The children are deposited at a country house owned by Professor Kirk (Johnson Willis), and while the nature of his study is never revealed, it’s clear he considers portals, other worlds existing alongside our own, more scientific probability than fiction.
Lucy enters the snowscape of Narnia, unaware she is altering a delicate balance. Her chance meeting with a faun, Mr Tumnus (a moving performance from Jez Unwin) reveals that Narnia is enslaved by the White Witch, who has declared herself Queen. But the creatures of Narnia have reason for hope: the King of Beasts, Aslan, is on the move. The eternal winter begins to thaw.
The production’s use of stagecraft – puppetry, magic, lighting and set design – is extraordinary. The show is pure spectacle, and while clever lighting recreates the seasons, simpler devices also impress: the flight of a robin conveyed through a dancer with a scarlet ribbon is a lovely moment. The space is well used – the two worlds are seen from a child’s perspective – a clock face towers above, and when the children emerge from the wardrobe into Narnia, what lies before them feels infinite.
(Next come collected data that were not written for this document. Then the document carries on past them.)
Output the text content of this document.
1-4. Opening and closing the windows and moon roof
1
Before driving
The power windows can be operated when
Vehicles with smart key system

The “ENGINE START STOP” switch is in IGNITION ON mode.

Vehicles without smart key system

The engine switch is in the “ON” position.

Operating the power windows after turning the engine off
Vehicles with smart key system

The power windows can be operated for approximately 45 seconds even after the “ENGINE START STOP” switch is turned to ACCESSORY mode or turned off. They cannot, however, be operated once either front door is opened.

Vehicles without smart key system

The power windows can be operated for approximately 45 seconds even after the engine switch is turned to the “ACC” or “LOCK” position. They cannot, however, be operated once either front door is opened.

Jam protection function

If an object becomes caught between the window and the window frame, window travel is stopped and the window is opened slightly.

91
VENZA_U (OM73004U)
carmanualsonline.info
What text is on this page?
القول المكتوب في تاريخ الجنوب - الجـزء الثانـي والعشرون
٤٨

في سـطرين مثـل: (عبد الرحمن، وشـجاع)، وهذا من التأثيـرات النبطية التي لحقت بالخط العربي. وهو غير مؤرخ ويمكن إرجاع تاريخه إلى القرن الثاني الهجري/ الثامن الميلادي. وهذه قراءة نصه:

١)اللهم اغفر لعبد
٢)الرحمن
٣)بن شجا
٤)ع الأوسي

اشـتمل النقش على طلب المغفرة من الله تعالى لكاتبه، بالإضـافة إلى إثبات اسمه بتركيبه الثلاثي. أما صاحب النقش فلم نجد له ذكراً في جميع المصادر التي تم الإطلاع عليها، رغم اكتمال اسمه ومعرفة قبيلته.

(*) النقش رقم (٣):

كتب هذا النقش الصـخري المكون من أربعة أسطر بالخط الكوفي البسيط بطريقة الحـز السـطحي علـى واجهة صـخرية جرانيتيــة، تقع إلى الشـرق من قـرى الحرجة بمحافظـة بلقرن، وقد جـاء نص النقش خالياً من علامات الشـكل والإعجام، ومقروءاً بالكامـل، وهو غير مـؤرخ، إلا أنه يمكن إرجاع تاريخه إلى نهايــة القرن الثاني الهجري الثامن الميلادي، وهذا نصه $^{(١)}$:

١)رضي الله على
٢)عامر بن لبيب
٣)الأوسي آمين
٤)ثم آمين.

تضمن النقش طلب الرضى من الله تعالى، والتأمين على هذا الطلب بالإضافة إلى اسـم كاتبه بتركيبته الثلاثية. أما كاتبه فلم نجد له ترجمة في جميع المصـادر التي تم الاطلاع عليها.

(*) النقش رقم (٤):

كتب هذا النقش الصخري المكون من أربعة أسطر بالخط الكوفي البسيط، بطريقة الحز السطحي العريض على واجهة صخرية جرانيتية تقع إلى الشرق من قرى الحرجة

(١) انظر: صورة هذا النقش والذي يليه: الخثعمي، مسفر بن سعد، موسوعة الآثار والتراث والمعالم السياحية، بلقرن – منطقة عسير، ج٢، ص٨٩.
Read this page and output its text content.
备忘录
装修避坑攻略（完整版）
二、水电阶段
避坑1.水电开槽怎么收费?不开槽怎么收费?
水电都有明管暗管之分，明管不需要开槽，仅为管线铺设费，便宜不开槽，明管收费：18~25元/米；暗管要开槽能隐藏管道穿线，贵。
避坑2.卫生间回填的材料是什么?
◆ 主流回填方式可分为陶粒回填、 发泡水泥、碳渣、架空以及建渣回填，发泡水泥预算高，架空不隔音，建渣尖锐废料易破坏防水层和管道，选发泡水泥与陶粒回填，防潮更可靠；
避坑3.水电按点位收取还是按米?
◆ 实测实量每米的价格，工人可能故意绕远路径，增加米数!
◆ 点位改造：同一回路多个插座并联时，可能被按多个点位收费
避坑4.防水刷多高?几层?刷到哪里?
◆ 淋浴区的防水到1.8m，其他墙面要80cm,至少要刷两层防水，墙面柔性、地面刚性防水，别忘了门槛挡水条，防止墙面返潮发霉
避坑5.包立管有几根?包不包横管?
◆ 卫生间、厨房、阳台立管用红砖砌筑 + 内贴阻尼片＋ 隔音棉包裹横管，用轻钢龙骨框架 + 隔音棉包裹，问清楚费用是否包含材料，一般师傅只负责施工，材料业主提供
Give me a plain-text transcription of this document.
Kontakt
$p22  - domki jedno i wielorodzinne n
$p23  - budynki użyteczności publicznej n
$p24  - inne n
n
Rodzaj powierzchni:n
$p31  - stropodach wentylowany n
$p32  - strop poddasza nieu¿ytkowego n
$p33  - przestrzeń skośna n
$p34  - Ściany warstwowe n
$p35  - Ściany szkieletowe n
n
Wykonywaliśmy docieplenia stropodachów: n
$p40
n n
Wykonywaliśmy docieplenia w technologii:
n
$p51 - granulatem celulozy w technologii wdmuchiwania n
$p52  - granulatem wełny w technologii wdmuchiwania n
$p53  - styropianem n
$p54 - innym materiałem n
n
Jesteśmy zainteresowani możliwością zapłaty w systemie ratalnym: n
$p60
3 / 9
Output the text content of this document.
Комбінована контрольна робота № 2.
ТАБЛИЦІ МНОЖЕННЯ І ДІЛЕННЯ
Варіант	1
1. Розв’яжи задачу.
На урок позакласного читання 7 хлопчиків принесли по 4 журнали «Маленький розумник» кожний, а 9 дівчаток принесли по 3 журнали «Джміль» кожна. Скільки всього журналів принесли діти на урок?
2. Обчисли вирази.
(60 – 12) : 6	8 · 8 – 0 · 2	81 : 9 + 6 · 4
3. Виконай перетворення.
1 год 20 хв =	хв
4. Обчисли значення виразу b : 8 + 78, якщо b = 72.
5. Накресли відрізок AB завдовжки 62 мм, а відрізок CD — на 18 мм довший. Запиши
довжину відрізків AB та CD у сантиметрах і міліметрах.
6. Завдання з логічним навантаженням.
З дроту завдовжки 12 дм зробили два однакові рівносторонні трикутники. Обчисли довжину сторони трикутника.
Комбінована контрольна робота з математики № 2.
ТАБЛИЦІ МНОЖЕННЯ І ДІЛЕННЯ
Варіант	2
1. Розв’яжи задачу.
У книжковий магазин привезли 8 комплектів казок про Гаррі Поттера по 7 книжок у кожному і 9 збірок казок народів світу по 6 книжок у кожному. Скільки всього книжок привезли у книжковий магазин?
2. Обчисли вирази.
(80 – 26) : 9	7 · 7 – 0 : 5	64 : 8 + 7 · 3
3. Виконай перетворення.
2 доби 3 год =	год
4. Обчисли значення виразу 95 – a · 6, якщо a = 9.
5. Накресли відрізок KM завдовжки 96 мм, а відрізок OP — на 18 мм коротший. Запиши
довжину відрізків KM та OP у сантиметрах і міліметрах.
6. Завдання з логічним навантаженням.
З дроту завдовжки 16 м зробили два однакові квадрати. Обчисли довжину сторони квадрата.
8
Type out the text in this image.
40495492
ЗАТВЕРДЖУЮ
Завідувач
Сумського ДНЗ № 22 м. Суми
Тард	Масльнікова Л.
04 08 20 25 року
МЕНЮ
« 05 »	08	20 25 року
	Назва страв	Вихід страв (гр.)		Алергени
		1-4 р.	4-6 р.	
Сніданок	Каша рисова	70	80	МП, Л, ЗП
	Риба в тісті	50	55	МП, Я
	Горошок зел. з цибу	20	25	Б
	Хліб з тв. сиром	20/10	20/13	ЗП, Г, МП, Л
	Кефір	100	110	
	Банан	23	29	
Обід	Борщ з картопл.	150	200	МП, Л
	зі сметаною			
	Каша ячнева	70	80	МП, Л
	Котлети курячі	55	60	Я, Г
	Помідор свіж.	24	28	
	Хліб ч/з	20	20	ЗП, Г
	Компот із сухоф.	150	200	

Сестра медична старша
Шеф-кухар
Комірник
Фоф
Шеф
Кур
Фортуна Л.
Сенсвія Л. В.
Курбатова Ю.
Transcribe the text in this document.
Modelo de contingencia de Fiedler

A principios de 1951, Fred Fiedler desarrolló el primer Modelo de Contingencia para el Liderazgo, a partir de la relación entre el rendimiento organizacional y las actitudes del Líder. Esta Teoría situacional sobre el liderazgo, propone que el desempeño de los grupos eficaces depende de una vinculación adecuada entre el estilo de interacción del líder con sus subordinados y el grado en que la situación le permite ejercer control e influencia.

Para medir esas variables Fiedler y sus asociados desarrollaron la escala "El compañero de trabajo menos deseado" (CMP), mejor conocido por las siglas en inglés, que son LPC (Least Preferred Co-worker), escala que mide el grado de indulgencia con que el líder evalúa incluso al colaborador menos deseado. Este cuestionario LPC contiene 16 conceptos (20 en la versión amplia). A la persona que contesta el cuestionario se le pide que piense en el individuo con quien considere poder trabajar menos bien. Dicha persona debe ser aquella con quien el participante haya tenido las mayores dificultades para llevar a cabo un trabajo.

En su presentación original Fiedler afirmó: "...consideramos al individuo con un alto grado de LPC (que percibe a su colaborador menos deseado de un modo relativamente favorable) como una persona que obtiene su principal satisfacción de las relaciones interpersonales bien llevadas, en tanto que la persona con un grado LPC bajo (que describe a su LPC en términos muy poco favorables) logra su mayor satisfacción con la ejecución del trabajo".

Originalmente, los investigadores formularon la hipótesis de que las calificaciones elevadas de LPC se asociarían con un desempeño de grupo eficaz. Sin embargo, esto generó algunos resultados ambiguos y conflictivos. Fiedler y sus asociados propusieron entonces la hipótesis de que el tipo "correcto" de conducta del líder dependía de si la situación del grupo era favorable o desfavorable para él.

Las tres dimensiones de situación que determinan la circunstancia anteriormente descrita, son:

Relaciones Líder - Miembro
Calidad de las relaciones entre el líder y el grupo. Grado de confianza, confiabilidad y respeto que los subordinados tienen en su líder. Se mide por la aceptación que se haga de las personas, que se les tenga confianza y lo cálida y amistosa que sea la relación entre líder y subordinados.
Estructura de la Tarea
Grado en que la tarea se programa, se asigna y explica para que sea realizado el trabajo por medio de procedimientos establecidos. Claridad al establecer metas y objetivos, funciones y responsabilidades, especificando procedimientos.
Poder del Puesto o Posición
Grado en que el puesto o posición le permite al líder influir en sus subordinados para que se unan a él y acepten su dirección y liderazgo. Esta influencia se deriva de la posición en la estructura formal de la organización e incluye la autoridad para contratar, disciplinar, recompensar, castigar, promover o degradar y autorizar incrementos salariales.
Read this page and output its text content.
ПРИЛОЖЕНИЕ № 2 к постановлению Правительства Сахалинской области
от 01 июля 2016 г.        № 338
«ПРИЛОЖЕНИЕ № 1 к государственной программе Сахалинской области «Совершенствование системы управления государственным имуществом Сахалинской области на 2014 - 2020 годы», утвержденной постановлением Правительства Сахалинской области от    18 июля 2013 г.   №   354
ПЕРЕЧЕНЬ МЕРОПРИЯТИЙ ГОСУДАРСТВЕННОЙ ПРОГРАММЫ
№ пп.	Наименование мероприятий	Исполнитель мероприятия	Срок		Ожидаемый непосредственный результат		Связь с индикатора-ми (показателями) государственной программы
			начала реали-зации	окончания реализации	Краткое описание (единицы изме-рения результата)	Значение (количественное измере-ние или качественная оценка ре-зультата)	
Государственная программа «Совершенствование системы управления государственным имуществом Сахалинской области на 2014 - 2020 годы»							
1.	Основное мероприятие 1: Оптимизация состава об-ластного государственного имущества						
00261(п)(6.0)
This is a show loaded with ambition, and for the most part, it works. The Lion, The Witch & The Wardrobe makes the decision to lean away from C.S Lewis’ original intention of a Christian fable, and into more secular themes. Beginning at the rail station, we are told these are “troubled times” and the assembled cast sing ‘We’ll Meet Again‘. The pandemic and the World War collide, to create a direct line through to the audience. We may not know what it is like to be a child evacuee, but isolation and uncertainty – we certainly know about that.
There are several good performances here too: the Pevensie children are particularly well cast, with Edmund (played by Shaka Kalokoh) and Lucy (Karise Yansen) evoking a complicated sibling relationship. There’s an emphasis on light and shade, with welcome comic relief from characters such as Mr Beaver (Sam Buttery). But where the brooding, glacial evil of the White Witch should take centre stage, Samantha Womack’s depiction is strangely muted. Her performance is hesitant where a self-proclaimed Queen would be bold.
What really comes across in this production is the triumph of composite parts coming together. This looks (and feels) like a well-oiled machine, but crucially there is an element of spontaneity that keeps the show fresh. There is an element of possibility in every scene, and for a young audience, there’s no better introduction to theatre.